Agostinho Silveira diz que Transcon consultou todas as empresas afetadas pela mudança durante a elaboração do plano e órgão ainda estaria aberto ao diálogo

iG Minas Gerais |

Planejamento.
Transcon diz que maior distância a ser percorrida por um usuário de ônibus será 280 metros
JOÃO GODINHO
Planejamento. Transcon diz que maior distância a ser percorrida por um usuário de ônibus será 280 metros

As mudanças no trânsito vão alterar a rotina de quem estuda, trabalha ou frequenta a região das obras da trincheira entre as avenidas David Sarnoff e Babita Camargos, na Cidade Industrial, em Contagem. Alguns dos 32 comerciantes na área de influência da obra temem prejuízos com a redução do fluxo de pessoas. Mas também há quem espera aumentar os lucros. O proprietário de um posto de gasolina na região, Welington Luiz, teme que o movimento caia bastante, já que o comércio fica bem na parte onde o trânsito será interditado. “Com obras, tudo para, vai ser complicado”. Ele diz que ainda não pensou em estratégia para se adaptar às alterações e que tudo vai depender do resultado da obra. Já na em uma concessionária, a previsão é que os desvios melhorem o faturamento. “Com essas mudanças de itinerário, os motoristas vão passar a circular mais pela praça da Cemig, que fica próxima à concessionária”, diz o gerente de vendas corporativas do local, Bruno Wilke.
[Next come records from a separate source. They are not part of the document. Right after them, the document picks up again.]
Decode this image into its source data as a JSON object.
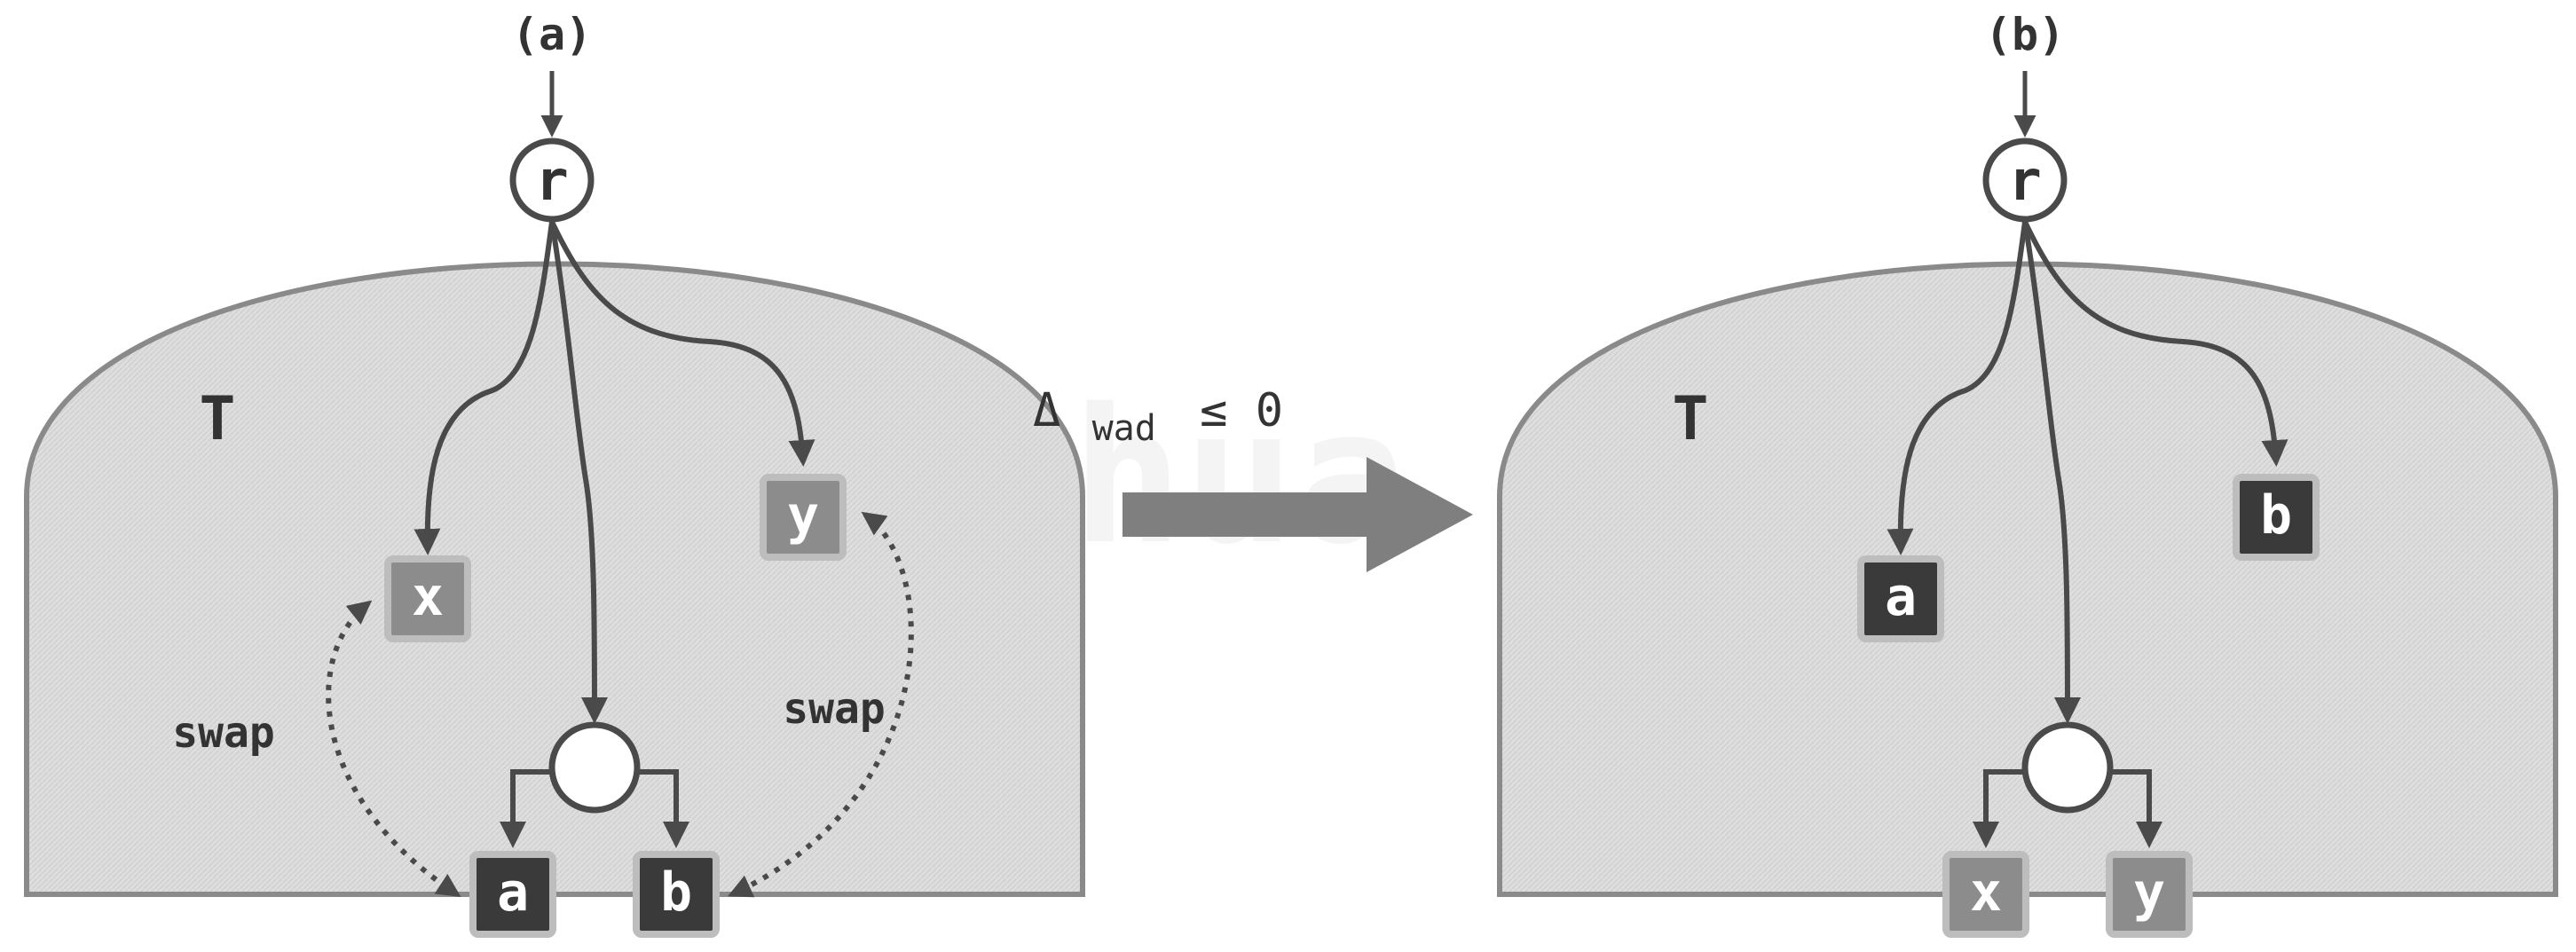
{
  "panel_a": {
    "label": "(a)",
    "root": "r",
    "tree_label": "T",
    "nodes": {
      "x": "x",
      "y": "y",
      "a": "a",
      "b": "b"
    },
    "swap_left": "swap",
    "swap_right": "swap"
  },
  "panel_b": {
    "label": "(b)",
    "root": "r",
    "tree_label": "T",
    "nodes": {
      "a": "a",
      "b": "b",
      "x": "x",
      "y": "y"
    }
  },
  "transition": {
    "delta": "Δ",
    "subscript": "wad",
    "relation": "≤ 0"
  },
  "watermark": "(c) Tsinghua Computing",
  "colors": {
    "tree_fill": "#d9d9d9",
    "tree_stroke": "#8a8a8a",
    "edge": "#4a4a4a",
    "dark_node": "#3a3a3a",
    "light_node": "#8c8c8c",
    "node_border": "#bdbdbd",
    "arrow": "#7f7f7f"
  }
}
Diálogo O presidente da Transcon, Agostinho Silveira, afirma que todas as empresas afetadas pela mudança foram consultadas para a elaboração do plano e que o órgão ainda está aberto a novas colaborações. “A ordem é não fazer nenhuma mudança sem ouvir quem será afetado. Por isso, visitamos todas as 32 empresas e recebemos formulários de 21 com informações e sugestões”. O comércio de rua também sofrerá impactos. Evandro Santos, que tem um trailer de lanches em um dos pontos de ônibus a serem desativados na avenida David Sarnoff, diz que ainda não sabe onde vai trabalhar. “Estou aqui há quatro anos, as pessoas já estão acostumadas com o local”, afirma. Para Gilmar Filho, que vende frutas em outro ponto da avenida, o trânsito da região vai melhorar, mas o movimento do comércio deve diminuir. “Com certeza vou sair daqui e procurar outro lugar para trabalhar”, diz.